Placemark confirming local file access

It’s really quite spectacular, and if the native filesystem API expands to cover more usecases - like if you can grant semi-permanent access to a folder - then web applications can also be local-first applications: you can own your data, in spite of the cloud. And you can do that with just Chrome, or your preferred browser.

The bad

Unfortunately, that’s not the end of it. A few weeks ago, I posted this bug to Twitter.

Spot the bug? You can read the thread, or get the tl;dr version:

  • Certain event data is cleared once “event propagation” ends, and that includes the e.dataTransfer.items value here.
  • By using an await and making this event listener an asynchronous function, this for loop will process one item, then process the next item on the next ‘tick’, which will be after event propagation ends.
  • Hence, if you try and drop multiple items, only the first will be read.

The moral of the story isn’t anything. It’s that web APIs fit together in awkward ways that make it easy to write bugs. So easy, in fact, that Google’s documentation and the specification itself contained this bug in example code. This filesystem topic combines everything - async code, decades-old browser behaviors, differing conventions.

There are, unfortunately, a lot of examples of this sort of issue in the world of file reading.

Look at the FileSystemEntry.file method:

FileSystemFileEntry.file(successCallback[, errorCallback]);

The method returns undefined, can calls one of two callbacks. This method could have returned a Promise. Or it could have used a Node-js style error-first callback.

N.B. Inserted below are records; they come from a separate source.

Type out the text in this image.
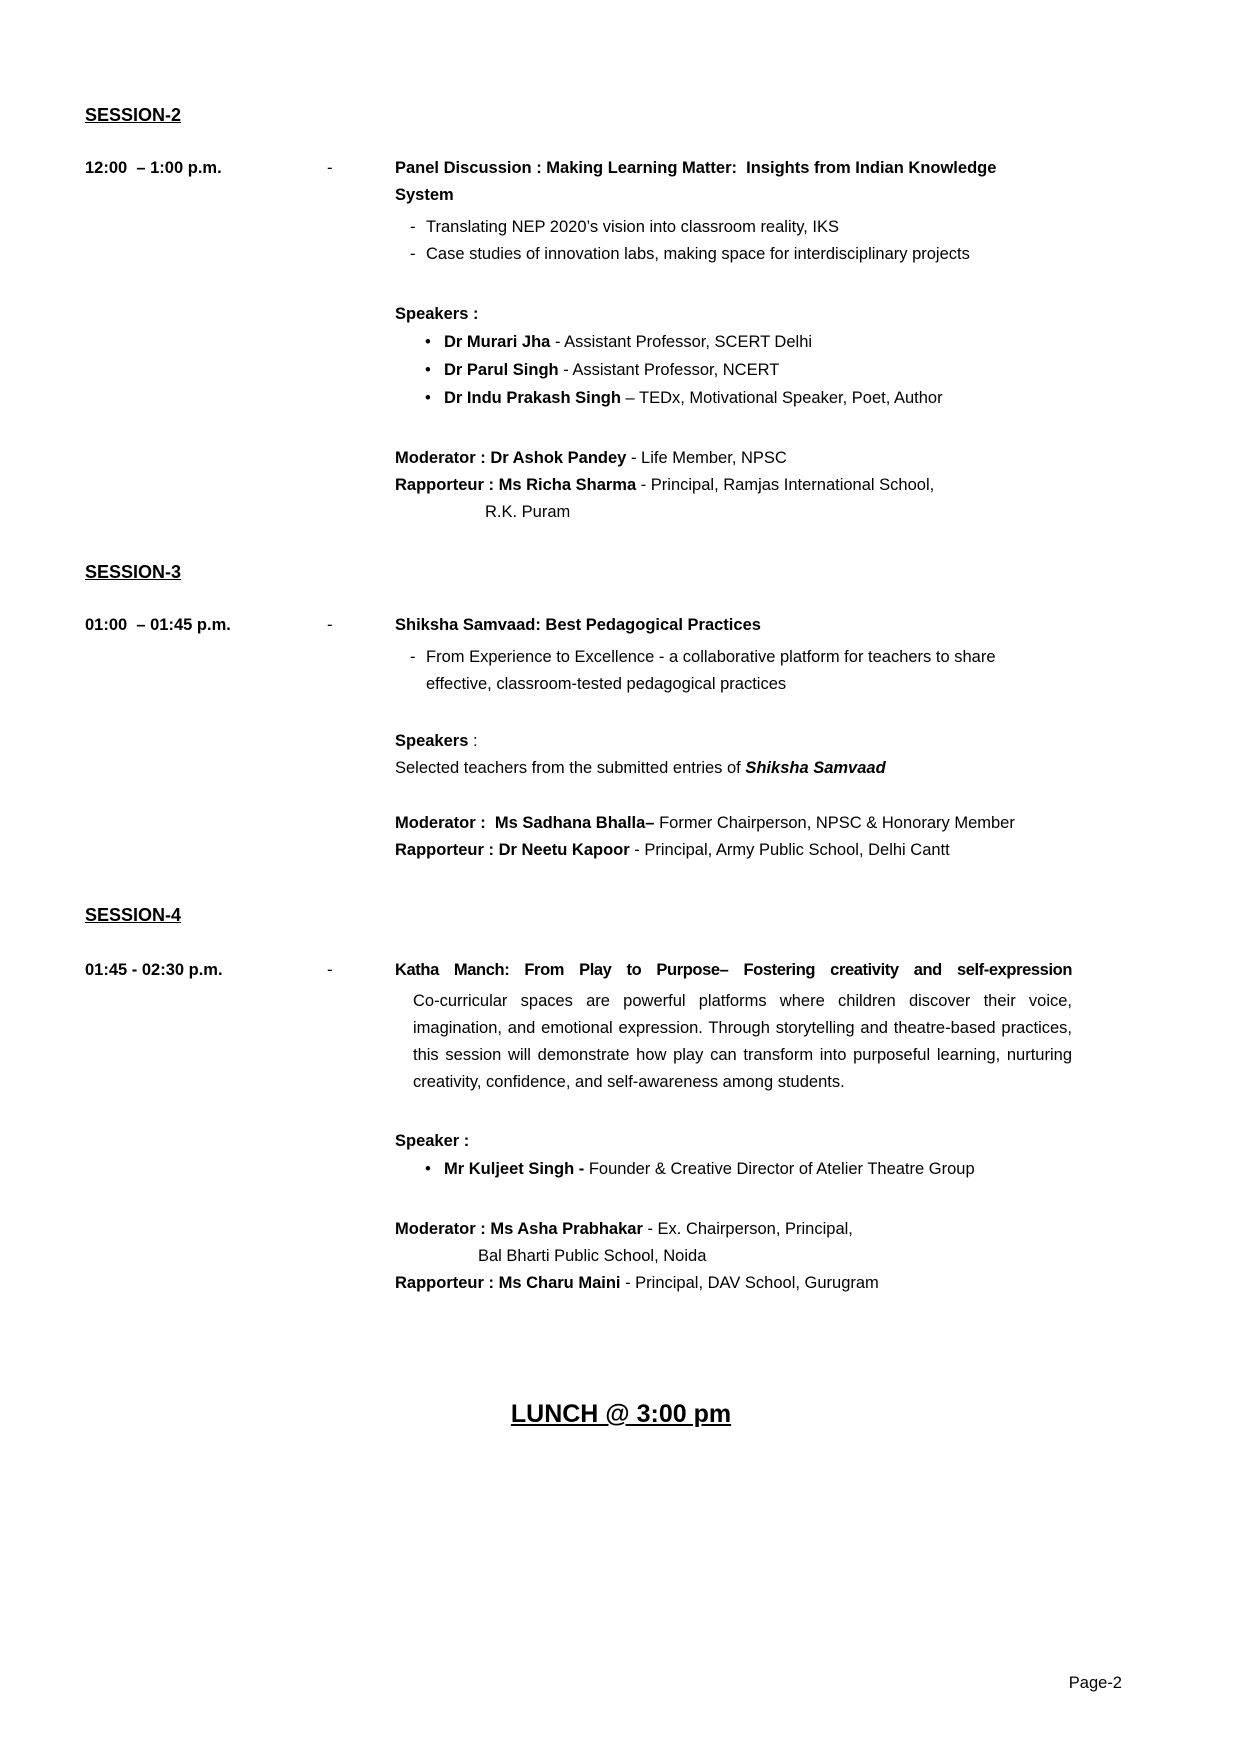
SESSION-2
12:00  – 1:00 p.m.	-	Panel Discussion : Making Learning Matter:  Insights from Indian Knowledge
System
- Translating NEP 2020’s vision into classroom reality, IKS
- Case studies of innovation labs, making space for interdisciplinary projects
Speakers :
• Dr Murari Jha - Assistant Professor, SCERT Delhi
• Dr Parul Singh - Assistant Professor, NCERT
• Dr Indu Prakash Singh – TEDx, Motivational Speaker, Poet, Author
Moderator : Dr Ashok Pandey - Life Member, NPSC
Rapporteur : Ms Richa Sharma - Principal, Ramjas International School,
R.K. Puram
SESSION-3
01:00  – 01:45 p.m.	-	Shiksha Samvaad: Best Pedagogical Practices
- From Experience to Excellence - a collaborative platform for teachers to share
effective, classroom-tested pedagogical practices
Speakers :
Selected teachers from the submitted entries of Shiksha Samvaad
Moderator :  Ms Sadhana Bhalla– Former Chairperson, NPSC & Honorary Member
Rapporteur : Dr Neetu Kapoor - Principal, Army Public School, Delhi Cantt
SESSION-4
01:45 - 02:30 p.m.	-	Katha Manch: From Play to Purpose– Fostering creativity and self-expression
Co-curricular spaces are powerful platforms where children discover their voice, imagination, and emotional expression. Through storytelling and theatre-based practices, this session will demonstrate how play can transform into purposeful learning, nurturing creativity, confidence, and self-awareness among students.
Speaker :
• Mr Kuljeet Singh - Founder & Creative Director of Atelier Theatre Group
Moderator : Ms Asha Prabhakar - Ex. Chairperson, Principal,
Bal Bharti Public School, Noida
Rapporteur : Ms Charu Maini - Principal, DAV School, Gurugram
LUNCH @ 3:00 pm
Page-2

It does neither: why? Even the specification includes an example of how to adapt this into a Promise.

Oh, and notice that this is an asynchronous API. The File System API is filled with them - asynchronous ways to get files, handles, to traverse directories. Remember that first bug in the paragraph above, about how if you call asynchronous APIs in the wrong place in an event listener, the data you’re dealing with disappears, like a racoon trying to wash candy cotton in a stream?

That not enough for you? Okay, read the DataTransferItem.kind documentation. The kind can be a file or string. You’d probably think that if something is a file, you can read it and treat it as a file, but you’d be stepping into another trap: the value for DataTransferItem.kind for folders is… "file".

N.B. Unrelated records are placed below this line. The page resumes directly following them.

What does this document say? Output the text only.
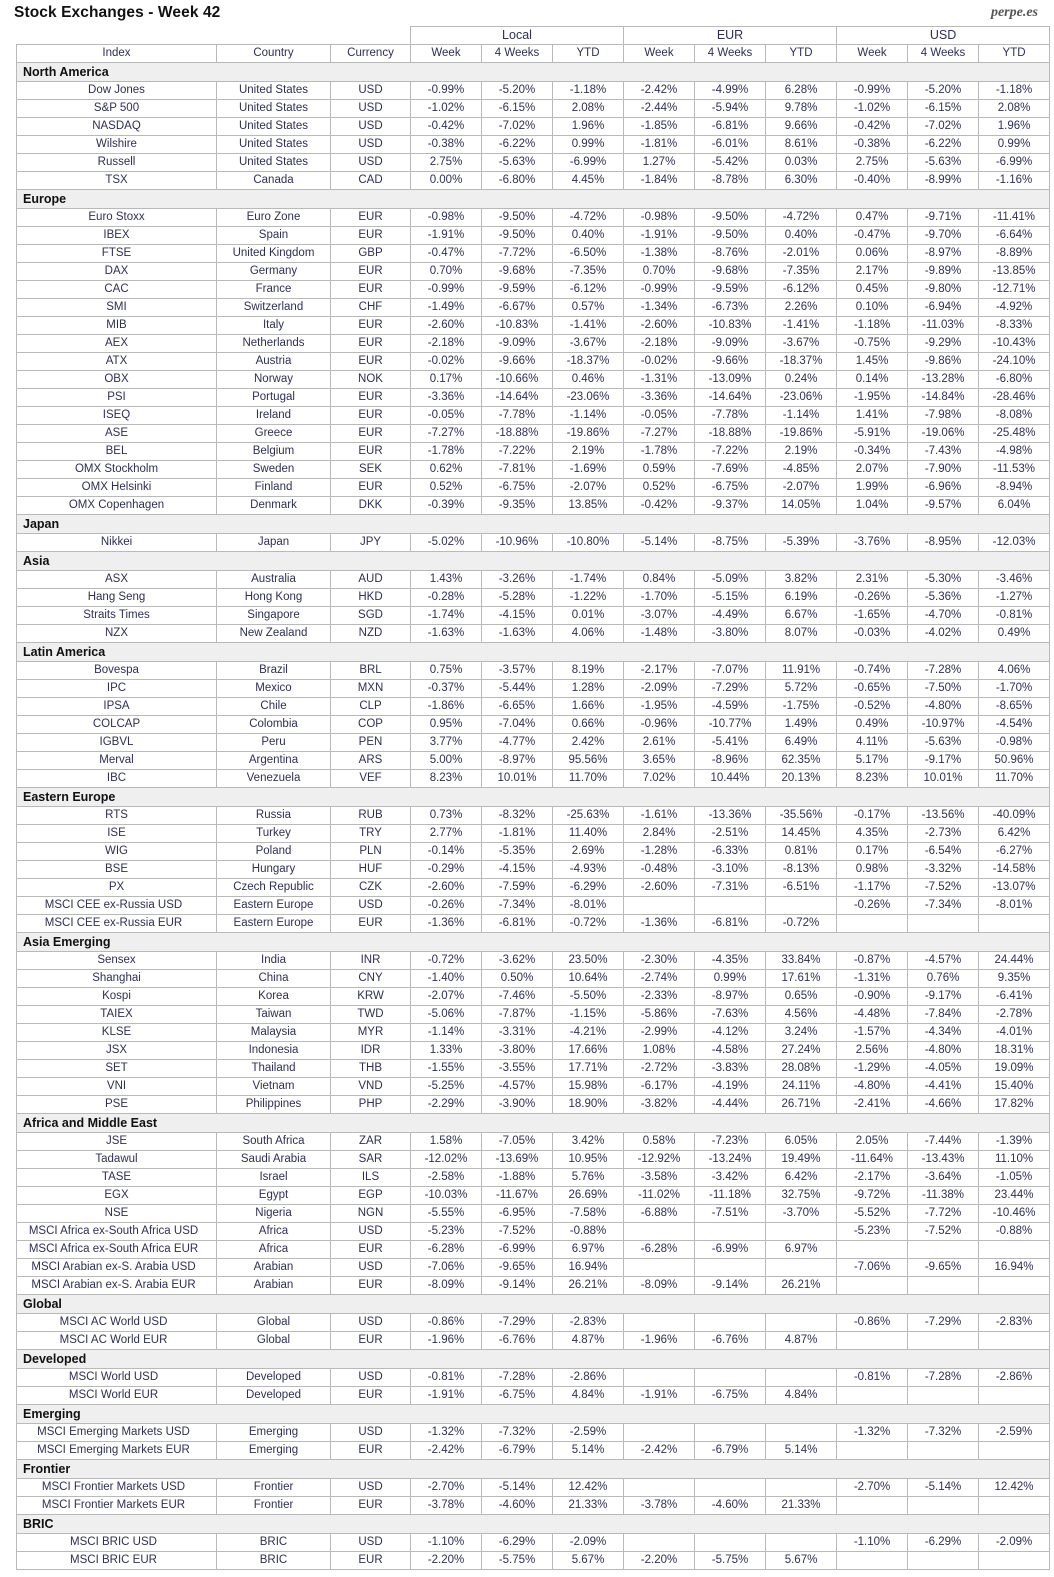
Stock Exchanges - Week 42	perpe.es
			Local			EUR			USD		
Index	Country	Currency	Week	4 Weeks	YTD	Week	4 Weeks	YTD	Week	4 Weeks	YTD
North America											
Dow Jones	United States	USD	-0.99%	-5.20%	-1.18%	-2.42%	-4.99%	6.28%	-0.99%	-5.20%	-1.18%
S&P 500	United States	USD	-1.02%	-6.15%	2.08%	-2.44%	-5.94%	9.78%	-1.02%	-6.15%	2.08%
NASDAQ	United States	USD	-0.42%	-7.02%	1.96%	-1.85%	-6.81%	9.66%	-0.42%	-7.02%	1.96%
Wilshire	United States	USD	-0.38%	-6.22%	0.99%	-1.81%	-6.01%	8.61%	-0.38%	-6.22%	0.99%
Russell	United States	USD	2.75%	-5.63%	-6.99%	1.27%	-5.42%	0.03%	2.75%	-5.63%	-6.99%
TSX	Canada	CAD	0.00%	-6.80%	4.45%	-1.84%	-8.78%	6.30%	-0.40%	-8.99%	-1.16%
Europe											
Euro Stoxx	Euro Zone	EUR	-0.98%	-9.50%	-4.72%	-0.98%	-9.50%	-4.72%	0.47%	-9.71%	-11.41%
IBEX	Spain	EUR	-1.91%	-9.50%	0.40%	-1.91%	-9.50%	0.40%	-0.47%	-9.70%	-6.64%
FTSE	United Kingdom	GBP	-0.47%	-7.72%	-6.50%	-1.38%	-8.76%	-2.01%	0.06%	-8.97%	-8.89%
DAX	Germany	EUR	0.70%	-9.68%	-7.35%	0.70%	-9.68%	-7.35%	2.17%	-9.89%	-13.85%
CAC	France	EUR	-0.99%	-9.59%	-6.12%	-0.99%	-9.59%	-6.12%	0.45%	-9.80%	-12.71%
SMI	Switzerland	CHF	-1.49%	-6.67%	0.57%	-1.34%	-6.73%	2.26%	0.10%	-6.94%	-4.92%
MIB	Italy	EUR	-2.60%	-10.83%	-1.41%	-2.60%	-10.83%	-1.41%	-1.18%	-11.03%	-8.33%
AEX	Netherlands	EUR	-2.18%	-9.09%	-3.67%	-2.18%	-9.09%	-3.67%	-0.75%	-9.29%	-10.43%
ATX	Austria	EUR	-0.02%	-9.66%	-18.37%	-0.02%	-9.66%	-18.37%	1.45%	-9.86%	-24.10%
OBX	Norway	NOK	0.17%	-10.66%	0.46%	-1.31%	-13.09%	0.24%	0.14%	-13.28%	-6.80%
PSI	Portugal	EUR	-3.36%	-14.64%	-23.06%	-3.36%	-14.64%	-23.06%	-1.95%	-14.84%	-28.46%
ISEQ	Ireland	EUR	-0.05%	-7.78%	-1.14%	-0.05%	-7.78%	-1.14%	1.41%	-7.98%	-8.08%
ASE	Greece	EUR	-7.27%	-18.88%	-19.86%	-7.27%	-18.88%	-19.86%	-5.91%	-19.06%	-25.48%
BEL	Belgium	EUR	-1.78%	-7.22%	2.19%	-1.78%	-7.22%	2.19%	-0.34%	-7.43%	-4.98%
OMX Stockholm	Sweden	SEK	0.62%	-7.81%	-1.69%	0.59%	-7.69%	-4.85%	2.07%	-7.90%	-11.53%
OMX Helsinki	Finland	EUR	0.52%	-6.75%	-2.07%	0.52%	-6.75%	-2.07%	1.99%	-6.96%	-8.94%
OMX Copenhagen	Denmark	DKK	-0.39%	-9.35%	13.85%	-0.42%	-9.37%	14.05%	1.04%	-9.57%	6.04%
Japan											
Nikkei	Japan	JPY	-5.02%	-10.96%	-10.80%	-5.14%	-8.75%	-5.39%	-3.76%	-8.95%	-12.03%
Asia											
ASX	Australia	AUD	1.43%	-3.26%	-1.74%	0.84%	-5.09%	3.82%	2.31%	-5.30%	-3.46%
Hang Seng	Hong Kong	HKD	-0.28%	-5.28%	-1.22%	-1.70%	-5.15%	6.19%	-0.26%	-5.36%	-1.27%
Straits Times	Singapore	SGD	-1.74%	-4.15%	0.01%	-3.07%	-4.49%	6.67%	-1.65%	-4.70%	-0.81%
NZX	New Zealand	NZD	-1.63%	-1.63%	4.06%	-1.48%	-3.80%	8.07%	-0.03%	-4.02%	0.49%
Latin America											
Bovespa	Brazil	BRL	0.75%	-3.57%	8.19%	-2.17%	-7.07%	11.91%	-0.74%	-7.28%	4.06%
IPC	Mexico	MXN	-0.37%	-5.44%	1.28%	-2.09%	-7.29%	5.72%	-0.65%	-7.50%	-1.70%
IPSA	Chile	CLP	-1.86%	-6.65%	1.66%	-1.95%	-4.59%	-1.75%	-0.52%	-4.80%	-8.65%
COLCAP	Colombia	COP	0.95%	-7.04%	0.66%	-0.96%	-10.77%	1.49%	0.49%	-10.97%	-4.54%
IGBVL	Peru	PEN	3.77%	-4.77%	2.42%	2.61%	-5.41%	6.49%	4.11%	-5.63%	-0.98%
Merval	Argentina	ARS	5.00%	-8.97%	95.56%	3.65%	-8.96%	62.35%	5.17%	-9.17%	50.96%
IBC	Venezuela	VEF	8.23%	10.01%	11.70%	7.02%	10.44%	20.13%	8.23%	10.01%	11.70%
Eastern Europe											
RTS	Russia	RUB	0.73%	-8.32%	-25.63%	-1.61%	-13.36%	-35.56%	-0.17%	-13.56%	-40.09%
ISE	Turkey	TRY	2.77%	-1.81%	11.40%	2.84%	-2.51%	14.45%	4.35%	-2.73%	6.42%
WIG	Poland	PLN	-0.14%	-5.35%	2.69%	-1.28%	-6.33%	0.81%	0.17%	-6.54%	-6.27%
BSE	Hungary	HUF	-0.29%	-4.15%	-4.93%	-0.48%	-3.10%	-8.13%	0.98%	-3.32%	-14.58%
PX	Czech Republic	CZK	-2.60%	-7.59%	-6.29%	-2.60%	-7.31%	-6.51%	-1.17%	-7.52%	-13.07%
MSCI CEE ex-Russia USD	Eastern Europe	USD	-0.26%	-7.34%	-8.01%				-0.26%	-7.34%	-8.01%
MSCI CEE ex-Russia EUR	Eastern Europe	EUR	-1.36%	-6.81%	-0.72%	-1.36%	-6.81%	-0.72%			
Asia Emerging											
Sensex	India	INR	-0.72%	-3.62%	23.50%	-2.30%	-4.35%	33.84%	-0.87%	-4.57%	24.44%
Shanghai	China	CNY	-1.40%	0.50%	10.64%	-2.74%	0.99%	17.61%	-1.31%	0.76%	9.35%
Kospi	Korea	KRW	-2.07%	-7.46%	-5.50%	-2.33%	-8.97%	0.65%	-0.90%	-9.17%	-6.41%
TAIEX	Taiwan	TWD	-5.06%	-7.87%	-1.15%	-5.86%	-7.63%	4.56%	-4.48%	-7.84%	-2.78%
KLSE	Malaysia	MYR	-1.14%	-3.31%	-4.21%	-2.99%	-4.12%	3.24%	-1.57%	-4.34%	-4.01%
JSX	Indonesia	IDR	1.33%	-3.80%	17.66%	1.08%	-4.58%	27.24%	2.56%	-4.80%	18.31%
SET	Thailand	THB	-1.55%	-3.55%	17.71%	-2.72%	-3.83%	28.08%	-1.29%	-4.05%	19.09%
VNI	Vietnam	VND	-5.25%	-4.57%	15.98%	-6.17%	-4.19%	24.11%	-4.80%	-4.41%	15.40%
PSE	Philippines	PHP	-2.29%	-3.90%	18.90%	-3.82%	-4.44%	26.71%	-2.41%	-4.66%	17.82%
Africa and Middle East											
JSE	South Africa	ZAR	1.58%	-7.05%	3.42%	0.58%	-7.23%	6.05%	2.05%	-7.44%	-1.39%
Tadawul	Saudi Arabia	SAR	-12.02%	-13.69%	10.95%	-12.92%	-13.24%	19.49%	-11.64%	-13.43%	11.10%
TASE	Israel	ILS	-2.58%	-1.88%	5.76%	-3.58%	-3.42%	6.42%	-2.17%	-3.64%	-1.05%
EGX	Egypt	EGP	-10.03%	-11.67%	26.69%	-11.02%	-11.18%	32.75%	-9.72%	-11.38%	23.44%
NSE	Nigeria	NGN	-5.55%	-6.95%	-7.58%	-6.88%	-7.51%	-3.70%	-5.52%	-7.72%	-10.46%
MSCI Africa ex-South Africa USD	Africa	USD	-5.23%	-7.52%	-0.88%				-5.23%	-7.52%	-0.88%
MSCI Africa ex-South Africa EUR	Africa	EUR	-6.28%	-6.99%	6.97%	-6.28%	-6.99%	6.97%			
MSCI Arabian ex-S. Arabia USD	Arabian	USD	-7.06%	-9.65%	16.94%				-7.06%	-9.65%	16.94%
MSCI Arabian ex-S. Arabia EUR	Arabian	EUR	-8.09%	-9.14%	26.21%	-8.09%	-9.14%	26.21%			
Global											
MSCI AC World USD	Global	USD	-0.86%	-7.29%	-2.83%				-0.86%	-7.29%	-2.83%
MSCI AC World EUR	Global	EUR	-1.96%	-6.76%	4.87%	-1.96%	-6.76%	4.87%			
Developed											
MSCI World USD	Developed	USD	-0.81%	-7.28%	-2.86%				-0.81%	-7.28%	-2.86%
MSCI World EUR	Developed	EUR	-1.91%	-6.75%	4.84%	-1.91%	-6.75%	4.84%			
Emerging											
MSCI Emerging Markets USD	Emerging	USD	-1.32%	-7.32%	-2.59%				-1.32%	-7.32%	-2.59%
MSCI Emerging Markets EUR	Emerging	EUR	-2.42%	-6.79%	5.14%	-2.42%	-6.79%	5.14%			
Frontier											
MSCI Frontier Markets USD	Frontier	USD	-2.70%	-5.14%	12.42%				-2.70%	-5.14%	12.42%
MSCI Frontier Markets EUR	Frontier	EUR	-3.78%	-4.60%	21.33%	-3.78%	-4.60%	21.33%			
BRIC											
MSCI BRIC USD	BRIC	USD	-1.10%	-6.29%	-2.09%				-1.10%	-6.29%	-2.09%
MSCI BRIC EUR	BRIC	EUR	-2.20%	-5.75%	5.67%	-2.20%	-5.75%	5.67%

Instead of relying on the DataTransferItem object, it’s better to immediately request a FileSystemEntry by calling webkitGetAsEntry on each item, a method that despite its name is implemented in all modern browsers.

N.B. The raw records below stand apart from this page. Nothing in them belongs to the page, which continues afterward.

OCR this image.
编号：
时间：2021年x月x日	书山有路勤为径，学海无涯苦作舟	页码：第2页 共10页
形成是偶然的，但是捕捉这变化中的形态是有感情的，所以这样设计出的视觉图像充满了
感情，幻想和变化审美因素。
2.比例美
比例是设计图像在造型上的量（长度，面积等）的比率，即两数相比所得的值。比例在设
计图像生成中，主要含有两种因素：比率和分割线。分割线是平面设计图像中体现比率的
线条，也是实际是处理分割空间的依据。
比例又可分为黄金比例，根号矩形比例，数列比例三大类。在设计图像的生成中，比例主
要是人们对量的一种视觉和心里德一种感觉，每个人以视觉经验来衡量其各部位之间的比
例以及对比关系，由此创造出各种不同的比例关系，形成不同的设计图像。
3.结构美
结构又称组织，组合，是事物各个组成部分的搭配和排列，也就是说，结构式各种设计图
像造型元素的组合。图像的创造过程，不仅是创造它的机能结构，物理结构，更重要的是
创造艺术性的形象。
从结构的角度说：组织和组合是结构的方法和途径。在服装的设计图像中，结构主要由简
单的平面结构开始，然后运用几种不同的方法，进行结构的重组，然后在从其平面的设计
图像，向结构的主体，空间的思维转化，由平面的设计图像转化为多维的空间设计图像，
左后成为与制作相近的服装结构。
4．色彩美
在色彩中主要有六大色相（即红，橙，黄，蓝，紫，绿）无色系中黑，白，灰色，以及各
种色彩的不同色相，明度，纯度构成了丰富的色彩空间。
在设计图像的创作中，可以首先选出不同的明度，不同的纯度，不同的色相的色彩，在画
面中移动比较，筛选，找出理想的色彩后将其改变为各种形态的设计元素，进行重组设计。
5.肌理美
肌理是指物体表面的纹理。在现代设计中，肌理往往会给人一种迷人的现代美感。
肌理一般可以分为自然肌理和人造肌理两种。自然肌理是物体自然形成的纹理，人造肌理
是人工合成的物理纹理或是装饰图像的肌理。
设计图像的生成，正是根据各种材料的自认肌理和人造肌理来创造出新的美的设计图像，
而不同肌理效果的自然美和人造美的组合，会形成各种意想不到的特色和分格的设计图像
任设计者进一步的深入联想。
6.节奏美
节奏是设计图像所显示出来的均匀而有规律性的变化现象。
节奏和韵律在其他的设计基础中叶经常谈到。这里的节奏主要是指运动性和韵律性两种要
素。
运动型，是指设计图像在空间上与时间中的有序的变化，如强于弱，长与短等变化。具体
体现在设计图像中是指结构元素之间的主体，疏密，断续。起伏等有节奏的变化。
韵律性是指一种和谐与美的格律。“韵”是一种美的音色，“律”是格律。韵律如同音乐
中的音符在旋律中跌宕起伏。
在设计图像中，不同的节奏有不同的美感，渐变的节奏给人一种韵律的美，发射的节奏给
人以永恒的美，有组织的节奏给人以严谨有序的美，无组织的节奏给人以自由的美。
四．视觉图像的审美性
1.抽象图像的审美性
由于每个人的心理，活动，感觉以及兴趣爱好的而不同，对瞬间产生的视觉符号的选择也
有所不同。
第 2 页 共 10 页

Instead of relying on a .kind property like DataTransferItem, though, for the FileSystemEntry object you’re given isDirectory and isFile properties. In some cases, both isDirectory and isFile can be true at the same time. I don’t know.

But along with that FileSystemEntry object, to save that file back to the filesystem, you’ll also need a FileSystemHandle object, which has a .kind property, with the values file or directory. In this case, as far as I can tell, they mean what you’d expect.

The moral of the story

I wrote flat-drop-files to abstract around many of these gotchas, and I’m using it in Placemark, so I have a good reason to keep it up-to-date and fix bugs. I think it simplifies a lot of these APIs.

But this is also just about what engineering is. This stuff is the opposite of being an architecture astronaut and seeing everything from a pleasant level of abstraction. Working with the web platform is dealing with history, with the accumulated matter of quirksmode and good-enough standards. In exchange for the ability to deliver instantly-updating software directly to customers with no middlemen and no installation, you have to absorb a great deal of nearly-useless information that’s entirely about dodging meaningless traps.

Sometimes you spend all day learning and at the end of the day, you’ve learned nothing. But it goes with the territory. I’m building things in a world with history and endless complexity. The implementation is made of implementation details.